"Somewhere over the rainbow..."

"Nestas impressões sem nexo, nem desejo de nexo, narro indiferentemente a minha autobiografia sem factos, a minha história sem vida. São as minhas Confissões, e, se nelas nada digo, é que nada tenho que dizer. " - Bernardo Soares -

domingo, março 29, 2009

A Chave


A chave continua na porta. Continuo a abrir e a fechar a porta com a mesma chave todos os dias. A chave que é a minha passagem para o mundo real. Para um mundo que eu nem sei se existe. Não sei o que é real na minha vida. Nem sei se eu própria sou real, se existo mesmo. Sei que vou andando por aqui. Sei que vou estando por aqui. Mas este aqui é-me completamente desconhecido e completamente desprovido de sentido. Parece que nada do que vivo é real, que nada do que penso é coerente, que nada do que digo é ouvido, que nada do que faço é visível.

Parece que só quando estou resguardada no meu canto me sinto mais próxima daquilo que eu julgo que é ser alguém. No meu canto, no meu espaço, sou aquilo que sou e aquilo que penso, saio mesmo fora da realidade e entro num mundo só meu. Sinto-me bem aqui, sinto-me segura e protegida, longe dos olhares e das palavras maliciosas, longe das tentações que teimam em desviar-me do caminho que supostamente tracei para mim....

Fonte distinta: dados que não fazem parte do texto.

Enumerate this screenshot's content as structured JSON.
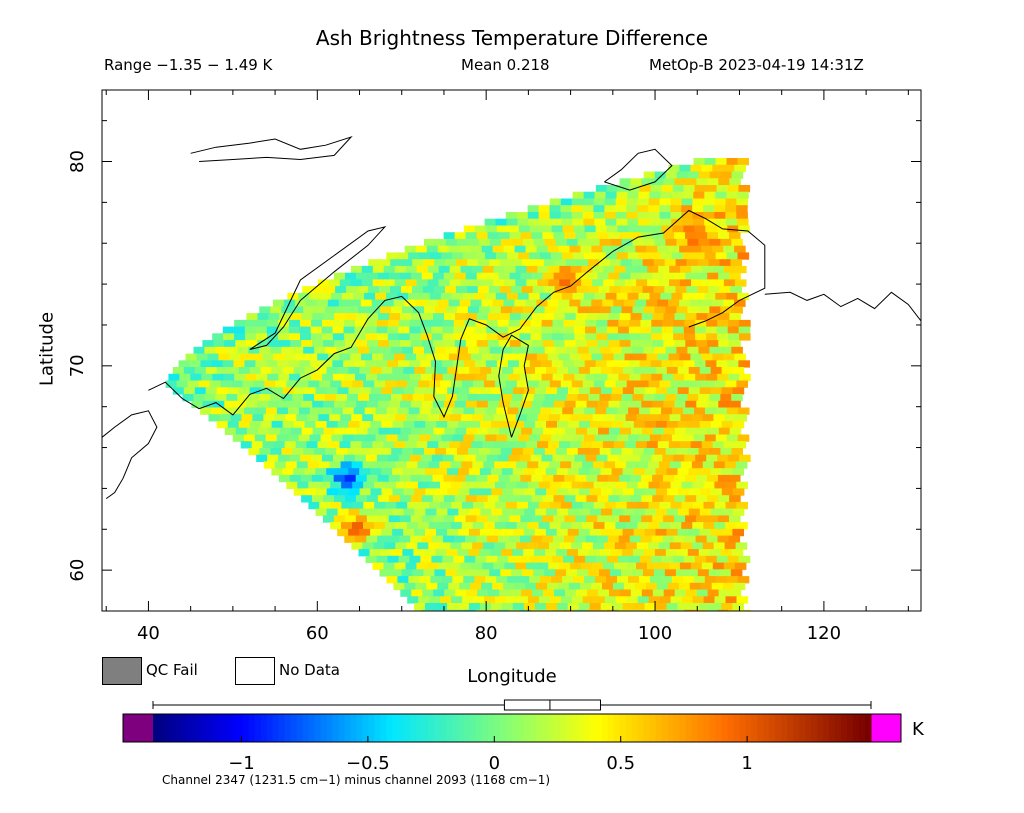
{
  "header": {
    "title": "Ash Brightness Temperature Difference",
    "range_text": "Range −1.35 − 1.49 K",
    "mean_text": "Mean 0.218",
    "satellite_text": "MetOp-B 2023-04-19 14:31Z"
  },
  "axes": {
    "xlabel": "Longitude",
    "ylabel": "Latitude",
    "xlim": [
      34.5,
      131.5
    ],
    "ylim": [
      58,
      83.5
    ],
    "x_ticks": [
      40,
      60,
      80,
      100,
      120
    ],
    "x_tick_labels": [
      "40",
      "60",
      "80",
      "100",
      "120"
    ],
    "y_ticks": [
      60,
      70,
      80
    ],
    "y_tick_labels": [
      "60",
      "70",
      "80"
    ]
  },
  "legend": {
    "qc_fail_label": "QC Fail",
    "no_data_label": "No Data",
    "qc_fail_color": "#7f7f7f",
    "no_data_color": "#ffffff"
  },
  "colorbar": {
    "min": -1.35,
    "max": 1.49,
    "unit": "K",
    "ticks": [
      -1,
      -0.5,
      0,
      0.5,
      1
    ],
    "tick_labels": [
      "−1",
      "−0.5",
      "0",
      "0.5",
      "1"
    ],
    "under_color": "#7f007f",
    "over_color": "#ff00ff",
    "box_low": 0.04,
    "box_high": 0.42,
    "median": 0.22,
    "whisker_low": -1.35,
    "whisker_high": 1.49
  },
  "footnote": "Channel 2347 (1231.5 cm−1) minus channel 2093 (1168 cm−1)",
  "chart_data": {
    "type": "heatmap",
    "title": "Ash Brightness Temperature Difference",
    "xlabel": "Longitude",
    "ylabel": "Latitude",
    "xlim": [
      34.5,
      131.5
    ],
    "ylim": [
      58,
      83.5
    ],
    "value_min": -1.35,
    "value_max": 1.49,
    "value_mean": 0.218,
    "unit": "K",
    "swath": {
      "lon_west_edge": [
        42,
        72
      ],
      "lat_west_edge": [
        69,
        58
      ],
      "lon_east_edge": 110,
      "lat_top": 80
    },
    "features": [
      {
        "label": "",
        "lon": 63,
        "lat": 64.5,
        "value": -1.0
      },
      {
        "label": "",
        "lon": 64,
        "lat": 62,
        "value": 1.1
      },
      {
        "label": "",
        "lon": 89,
        "lat": 74,
        "value": 1.0
      },
      {
        "label": "",
        "lon": 104,
        "lat": 76.5,
        "value": 1.0
      }
    ]
  }
}
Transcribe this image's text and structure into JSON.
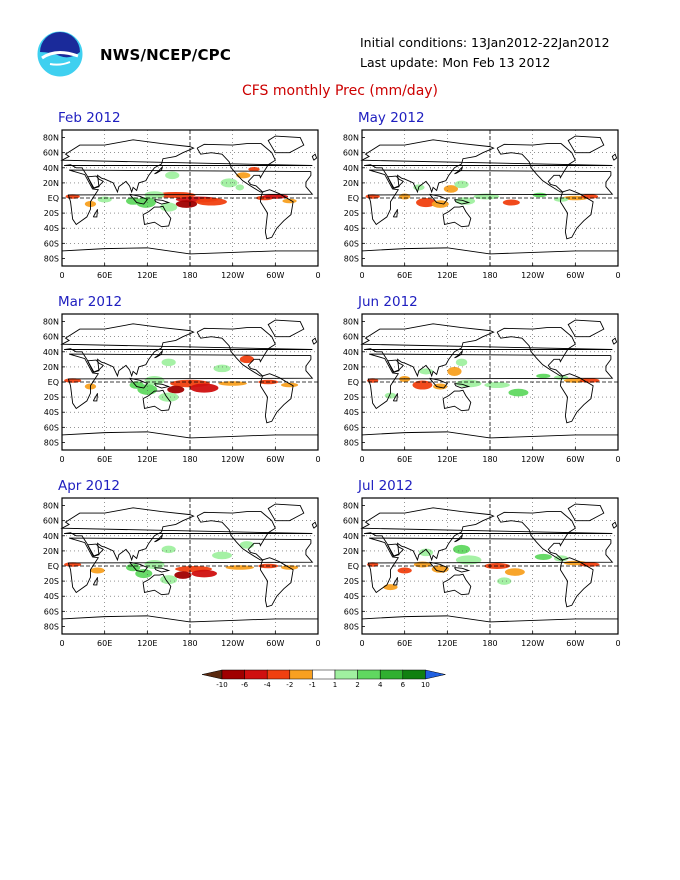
{
  "header": {
    "agency": "NWS/NCEP/CPC",
    "initial_conditions": "Initial conditions: 13Jan2012-22Jan2012",
    "last_update": "Last update: Mon Feb 13 2012",
    "title": "CFS monthly Prec (mm/day)"
  },
  "logo": {
    "icon": "noaa-logo-icon"
  },
  "axes": {
    "lat_labels": [
      "80N",
      "60N",
      "40N",
      "20N",
      "EQ",
      "20S",
      "40S",
      "60S",
      "80S"
    ],
    "lon_labels": [
      "0",
      "60E",
      "120E",
      "180",
      "120W",
      "60W",
      "0"
    ]
  },
  "panels": [
    {
      "title": "Feb 2012"
    },
    {
      "title": "May 2012"
    },
    {
      "title": "Mar 2012"
    },
    {
      "title": "Jun 2012"
    },
    {
      "title": "Apr 2012"
    },
    {
      "title": "Jul 2012"
    }
  ],
  "colorbar": {
    "labels": [
      "-10",
      "-6",
      "-4",
      "-2",
      "-1",
      "1",
      "2",
      "4",
      "6",
      "10"
    ],
    "colors": [
      "#5a2a10",
      "#a00000",
      "#d01010",
      "#f04010",
      "#f8a020",
      "#ffffff",
      "#a0f0a0",
      "#60d860",
      "#30b030",
      "#108010",
      "#2060e0"
    ]
  }
}
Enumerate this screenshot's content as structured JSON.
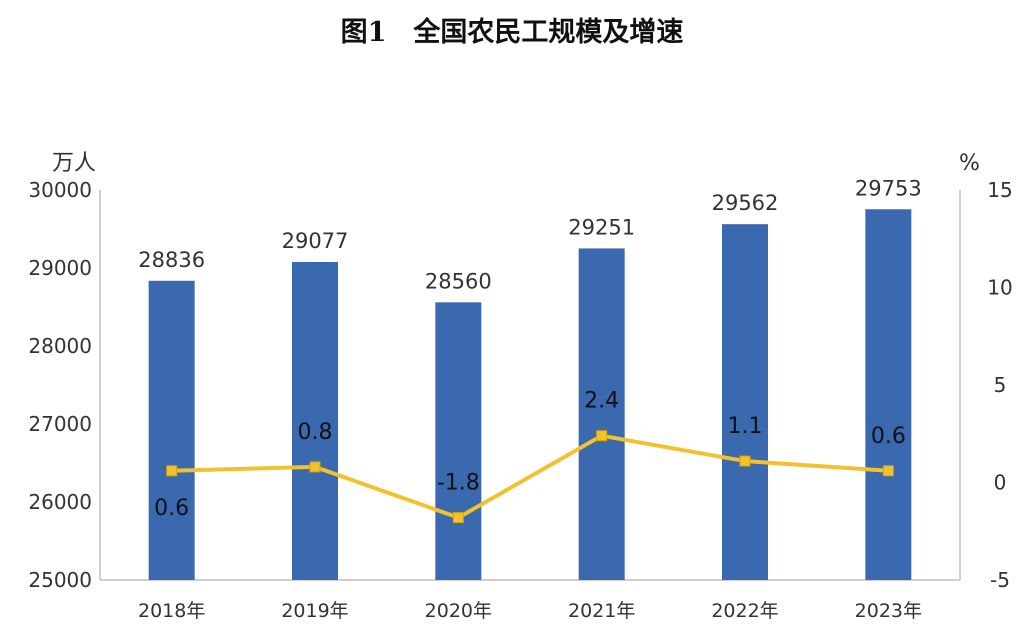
{
  "title": "图1　全国农民工规模及增速",
  "chart_data": {
    "type": "bar",
    "title": "图1　全国农民工规模及增速",
    "categories": [
      "2018年",
      "2019年",
      "2020年",
      "2021年",
      "2022年",
      "2023年"
    ],
    "series": [
      {
        "name": "",
        "type": "bar",
        "axis": "left",
        "color": "#3A69AF",
        "values": [
          28836,
          29077,
          28560,
          29251,
          29562,
          29753
        ],
        "labels": [
          "28836",
          "29077",
          "28560",
          "29251",
          "29562",
          "29753"
        ]
      },
      {
        "name": "",
        "type": "line",
        "axis": "right",
        "color": "#F2C12E",
        "values": [
          0.6,
          0.8,
          -1.8,
          2.4,
          1.1,
          0.6
        ],
        "labels": [
          "0.6",
          "0.8",
          "-1.8",
          "2.4",
          "1.1",
          "0.6"
        ]
      }
    ],
    "y_left": {
      "unit": "万人",
      "ylim": [
        25000,
        30000
      ],
      "ticks": [
        "25000",
        "26000",
        "27000",
        "28000",
        "29000",
        "30000"
      ]
    },
    "y_right": {
      "unit": "%",
      "ylim": [
        -5,
        15
      ],
      "ticks": [
        "-5",
        "0",
        "5",
        "10",
        "15"
      ]
    },
    "grid": false,
    "legend": "none"
  }
}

Mas nada disto é suficientemente suficiente... Todos os dias tenho que entrar na suposta realidade. Todos os dias pego na mesma chave e abro a porta que me dá acesso a mais um dia de puro martírio e sacrifício. A realidade muda, mas a chave continua na porta. E eu, vou andando e estando e ficando e vivendo (seja lá o que isso for) por aqui.

terça-feira, março 24, 2009

Aquela Luz


Gostava de encontrar um rumo e um caminho para a minha vida... mas para onde quer que olhe só vejo escuridão. Está cada vez mais difícil de encontrar aquela luz. A minha ávida e incessante procura parece não dar frutos. Quando penso que a encontro ela torna-se baça e logo se transforma em trevas.

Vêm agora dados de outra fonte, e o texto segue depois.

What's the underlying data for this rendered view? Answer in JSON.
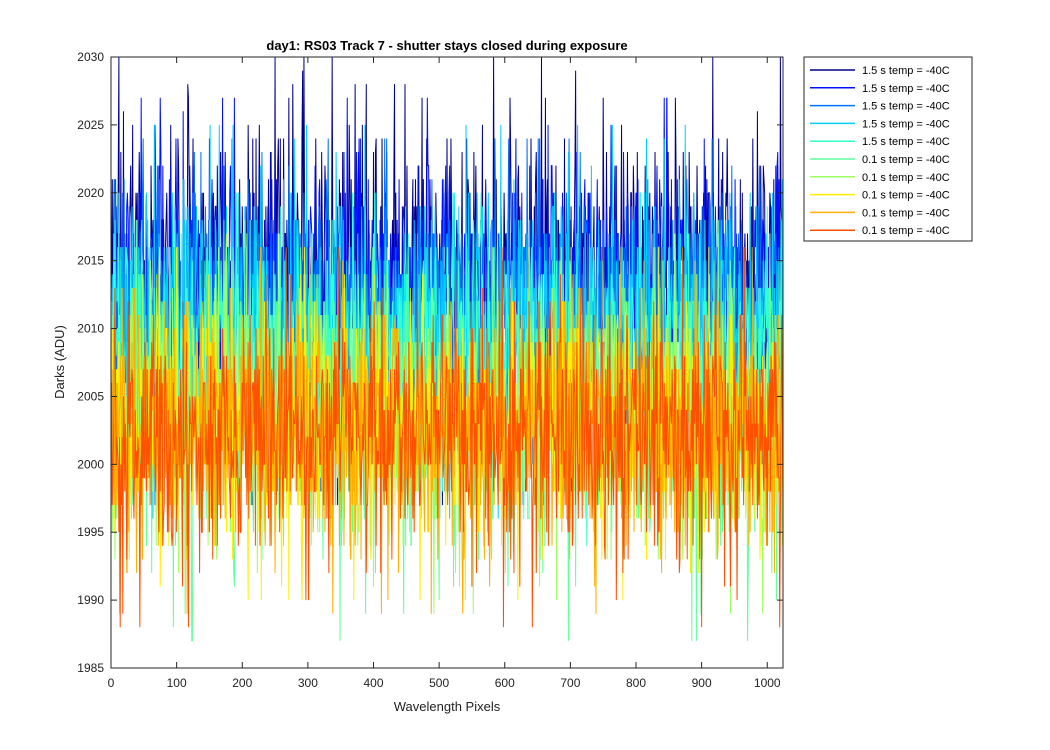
{
  "chart_data": {
    "type": "line",
    "title": "day1: RS03  Track 7 - shutter stays closed during exposure",
    "xlabel": "Wavelength Pixels",
    "ylabel": "Darks (ADU)",
    "xlim": [
      0,
      1024
    ],
    "ylim": [
      1985,
      2030
    ],
    "xticks": [
      0,
      100,
      200,
      300,
      400,
      500,
      600,
      700,
      800,
      900,
      1000
    ],
    "yticks": [
      1985,
      1990,
      1995,
      2000,
      2005,
      2010,
      2015,
      2020,
      2025,
      2030
    ],
    "grid": false,
    "legend_position": "outside-top-right",
    "x_count": 1024,
    "series": [
      {
        "name": "1.5 s temp = -40C",
        "color": "#00008f",
        "mean": 2014.0,
        "min": 1997,
        "max": 2030
      },
      {
        "name": "1.5 s temp = -40C",
        "color": "#0010ff",
        "mean": 2013.0,
        "min": 1998,
        "max": 2027
      },
      {
        "name": "1.5 s temp = -40C",
        "color": "#0070ff",
        "mean": 2011.5,
        "min": 1997,
        "max": 2024
      },
      {
        "name": "1.5 s temp = -40C",
        "color": "#00cfff",
        "mean": 2010.0,
        "min": 1996,
        "max": 2025
      },
      {
        "name": "1.5 s temp = -40C",
        "color": "#30ffcf",
        "mean": 2008.5,
        "min": 1994,
        "max": 2020
      },
      {
        "name": "0.1 s temp = -40C",
        "color": "#60ff9f",
        "mean": 2004.0,
        "min": 1987,
        "max": 2018
      },
      {
        "name": "0.1 s temp = -40C",
        "color": "#9fff60",
        "mean": 2003.5,
        "min": 1989,
        "max": 2017
      },
      {
        "name": "0.1 s temp = -40C",
        "color": "#ffef00",
        "mean": 2003.0,
        "min": 1990,
        "max": 2016
      },
      {
        "name": "0.1 s temp = -40C",
        "color": "#ffaf00",
        "mean": 2002.5,
        "min": 1989,
        "max": 2016
      },
      {
        "name": "0.1 s temp = -40C",
        "color": "#ff5000",
        "mean": 2002.5,
        "min": 1988,
        "max": 2016
      }
    ]
  }
}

Já me convenci que a única luz que me pode satisfazer e me pode realmente iluminar é aquela que tem hora marcada, mas cujo horário desconheço. É aquela onde eu vou chegar e tu vais estar à minha espera para me receber. E para me dar um abraço, aquele abraço, que tão poucas vezes aproveitei mas que me faz uma falta imensa.

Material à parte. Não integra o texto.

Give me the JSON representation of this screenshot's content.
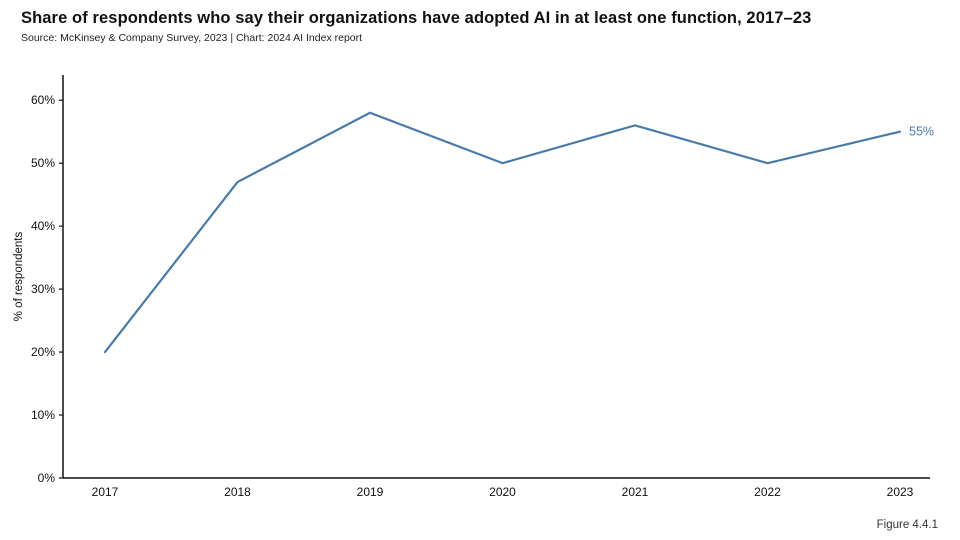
{
  "header": {
    "title": "Share of respondents who say their organizations have adopted AI in at least one function, 2017–23",
    "source": "Source: McKinsey & Company Survey, 2023 | Chart: 2024 AI Index report"
  },
  "footer": {
    "figure_label": "Figure 4.4.1"
  },
  "colors": {
    "line": "#4a7ba7",
    "axis": "#111111",
    "tick_text": "#111111"
  },
  "chart_data": {
    "type": "line",
    "title": "Share of respondents who say their organizations have adopted AI in at least one function, 2017–23",
    "x": [
      "2017",
      "2018",
      "2019",
      "2020",
      "2021",
      "2022",
      "2023"
    ],
    "values": [
      20,
      47,
      58,
      50,
      56,
      50,
      55
    ],
    "xlabel": "",
    "ylabel": "% of respondents",
    "ylim": [
      0,
      64
    ],
    "yticks": [
      0,
      10,
      20,
      30,
      40,
      50,
      60
    ],
    "ytick_suffix": "%",
    "grid": false,
    "legend": "none",
    "end_label": "55%",
    "line_color": "#4a7ba7"
  }
}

Enquanto essa hora não chega, vou tacteando a escuridão e caíndo de buraco em buraco... Interessa é sair deles, não é? Talvez tenhas razão, talvez tenhamos vindo ao mundo apenas para sofrer. Sim, cada vez mais me convenço que tinhas razão. Agora, muito do que me dizias faz todo o sentido...

Só queria ouvir a tua voz mais uma vez. Queria que me dissesses que te orgulhas de mim e que amas. Não que eu não o sinta, mas precisava de o ouvir. Queria que me desses força para continuar, que me dissesses que sou capaz... Queria que me ajudasses a encontrar aquela luz, mandando-me um pouco da tua luz, que deve ser a mais bonita e a mais brilhante de todas!


"Lê isto: mãe, amo-te."

segunda-feira, março 09, 2009

Fuga Necessária


"Como fazer para que não percebam

que conheço a psicose deles?

Como suportá-los, sem que eu me torne um deles?

Como não me confundir com a doidice deles?

Como não revelar as nossas diferenças indiscretamente?

Como adaptar-me à pontualidade absoluta?

À subserviência da arte de dizer sempre sim?

À hipocrisia ridente em nome de interesses espúrios?"